Recebemos os resultados com muita tranquilidade e adotamos uma postura absolutamente pedagógica. Estamos a introduzir todas as mudanças com muita humildade que foram propostas e foram sugeridas pelo Tribunal de Contas e pela Inspeção Geral das Finanças. E tenho pautado toda a gestão da Presidência por muito rigor, muita transparência e legalidade.
De modo que eu acho que, globalmente, vai haver uma profunda melhoria de gestão da Presidência da República e veja que, relativamente a essa questão, não há nenhuma intervenção, nenhuma decisão definitiva de um órgão jurisdicional, mas, com toda a humildade, ninguém está acima da lei, com toda a humildade estamos a cumprir o que se propôs nos diferentes relatórios.
JVC: O Tribunal de Contas enviou os relatórios de inspeção ao Ministério Público, que deverá estar em vias ou de engavetar o de seguir em frente. Não teme, como várias correntes têm defendido, algum processo de destituição?
PR: Veja, é um procedimento normal e, sobretudo, nessas questões do exercício da Presidência, é preciso uma consciência absolutamente tranquila e não há nenhum espaço, absolutamente nenhum espaço, e isso faz parte de alguma intriga política, de alguma oposição à Presidência da República, mas não há nenhum tipo de temor. Estamos absolutamente tranquilos, temos sido serenos e muito responsáveis na forma como estamos a adotar essa questão e, portanto, não faz parte da nossa agenda, neste momento, estar a discutir e a responder a essas diatribes políticas. JVC: Fez uma remodelação na Presidência, substituiu o chefe da Casa Civil. Há quem tivesse pensado que o Presidente deveria remodelar ou substituir todo o sector económico da Presidência.

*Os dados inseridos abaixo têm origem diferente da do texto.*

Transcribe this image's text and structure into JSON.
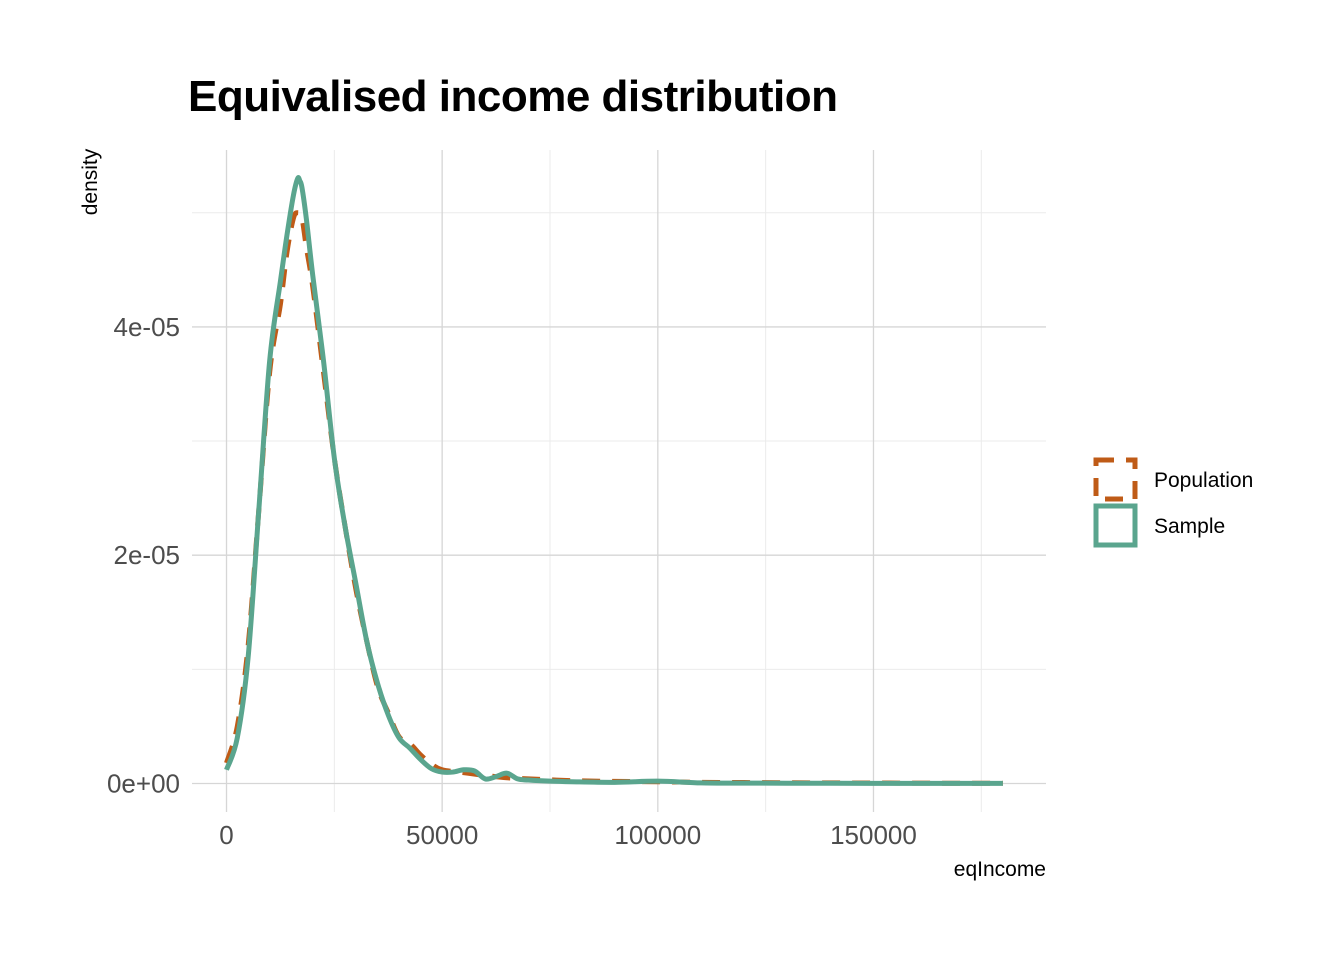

PR: Nós temos tomado medidas adequadas para globalmente responder aos desafios da Presidência. Esta saída não tem absolutamente nada a ver com os relatórios, tem a ver com necessidades de reintroduzirmos um ou outro ajuste, e foi a pedido do Chefe da Casa Civil anterior.
JVC: Olhando para o panorama internacional, a macaronésia de que Cabo Verde faz parte, acaba de decidir enveredar-se para um processo de institucionalização, a criação de uma organização reconhecida pelas Nações Unidas. Significa, na sua ótica, um passo rumo a uma outra coisa?
PR: Essa é uma proposta que já vem de algum tempo. Porque, e ainda no ano passado, por esta altura, no encontro dos poetas da Macaronésia, fiz precisamente essa proposta para que trabalhássemos no sentido da transformação da macaronésia num espaço reconhecido pelas Nações Unidas e que a literatura, as universidades, as empresas poderiam dar um contributo fundamental nesse sentido.
Dei o exemplo da Polinésia e da Micronésia, que também são espaços reconhecidos e deveríamos trabalhar conjuntamente para que a macaronésia fosse reconhecida.
Esse passo é um passo importante para o reconhecimento desta região e para que a comunidade internacional possa ter um outro olhar em relação aos quatro arquipélagos aqui do Atlântico, sobretudo, nesses tempos em que há estudos e há expectativas relativamente a mudanças significativas por causa das alterações climáticas. Então, é um grande passo, saúdo esta decisão e espero que consigamos mobilizar parcerias para a afirmação da macaronésia enquanto espaço geopolítico importante no Atlântico Médio.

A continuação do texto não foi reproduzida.